Il n’y a pas de risque de surexploitation car les pirogues sont de petite taille et ne peuvent pas embarquer beaucoup de matériels. De plus, nous ne pouvons pas avoir de problèmes de ressources car nous les utilisons seulement pour des besoins bien définis. Et comme nous ne sommes pas tous des pêcheurs professionnels, nous n’avons pas tous des pirogues motorisées. Par ailleurs, il y a des périodes où les activités se retrouvent dans la partie terrestre et les gens migrent vers cette partie. Ce qui fait que l’on a des gens qui n’épuisent pas les ressources mais les exploitent de façon responsable.
Pour le cas des personnes qui viennent de l’extérieur, les pirogues motorisées de petite taille peuvent aussi être un moyen de diminuer l’accès à certaines zones, parce que l’on ne peut pas aller partout avec ces petites pirogues (contrairement aux pirogues à rames des villageois qui peuvent aller partout et sans risques). Il y a donc peu de dangers pour les locaux.
Mongabay : Avez-vous réussi à surmonter le défi de l’exode des jeunes ?

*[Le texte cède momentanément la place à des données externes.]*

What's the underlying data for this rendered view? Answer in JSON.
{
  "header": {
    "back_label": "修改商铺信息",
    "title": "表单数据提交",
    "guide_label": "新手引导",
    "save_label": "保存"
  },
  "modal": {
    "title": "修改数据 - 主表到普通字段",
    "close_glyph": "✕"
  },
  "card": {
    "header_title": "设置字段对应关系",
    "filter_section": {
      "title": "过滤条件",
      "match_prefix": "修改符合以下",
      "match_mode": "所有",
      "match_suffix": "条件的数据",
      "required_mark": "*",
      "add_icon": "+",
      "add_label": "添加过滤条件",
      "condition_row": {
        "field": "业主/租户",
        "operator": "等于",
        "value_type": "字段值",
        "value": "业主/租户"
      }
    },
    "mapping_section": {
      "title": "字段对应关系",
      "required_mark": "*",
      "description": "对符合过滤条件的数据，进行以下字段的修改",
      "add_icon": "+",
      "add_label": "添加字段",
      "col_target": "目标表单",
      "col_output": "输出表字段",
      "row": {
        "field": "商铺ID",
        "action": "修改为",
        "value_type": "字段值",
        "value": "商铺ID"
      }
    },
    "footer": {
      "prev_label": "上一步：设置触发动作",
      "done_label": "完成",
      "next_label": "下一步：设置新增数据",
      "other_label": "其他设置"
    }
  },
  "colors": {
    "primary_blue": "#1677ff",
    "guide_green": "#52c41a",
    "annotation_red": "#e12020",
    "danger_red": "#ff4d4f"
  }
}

Salatou Sambou : Les jeunes ont compris que pour gagner sa vie, il ne faut pas forcément aller en ville, mais même chez soi, on peut la gagner. Avant, les jeunes voulaient migrer en ville pour trouver du travail dans la bureaucratie. Mais aujourd’hui, ils savent qu’il n’y en a pas dans un pays africain en voie de développement. La seule chose qu’ils pouvaient faire était alors de revenir chez eux pour travailler et gagner leur vie.
Depuis leur retour, ils ont vraiment adhéré à la conservation de Kawawana fluvial, terrestre et aussi à la caisse communautaire. Ils y sont quand même un peu obligés pour pouvoir avoir des bénéfices. S’ils ne peuvent pas faire des activités de pêche ou d’agriculture, la caisse communautaire est là pour leur permettre de faire des activités de commerce ou d’élevages de poulets à vendre par exemple.
Mongabay : Comment la pandémie de Covid-19 a-t-elle impacté l’APAC?
Salatou Sambou : La Covid-19 a quand même impacté Kawawana, car au Sénégal quand le gouvernement a annoncé le décret de confinement, les gens n’avaient pas le droit d’être dehors à partir de 20 heures, jusqu’au matin. De plus, l’on sait tous qu’il n’y a pas de station d’essence dans le département du du Bignona ni dans notre arrondissement qui est Tendouck. Nous n’avons pas alors pu effectuer les surveillances.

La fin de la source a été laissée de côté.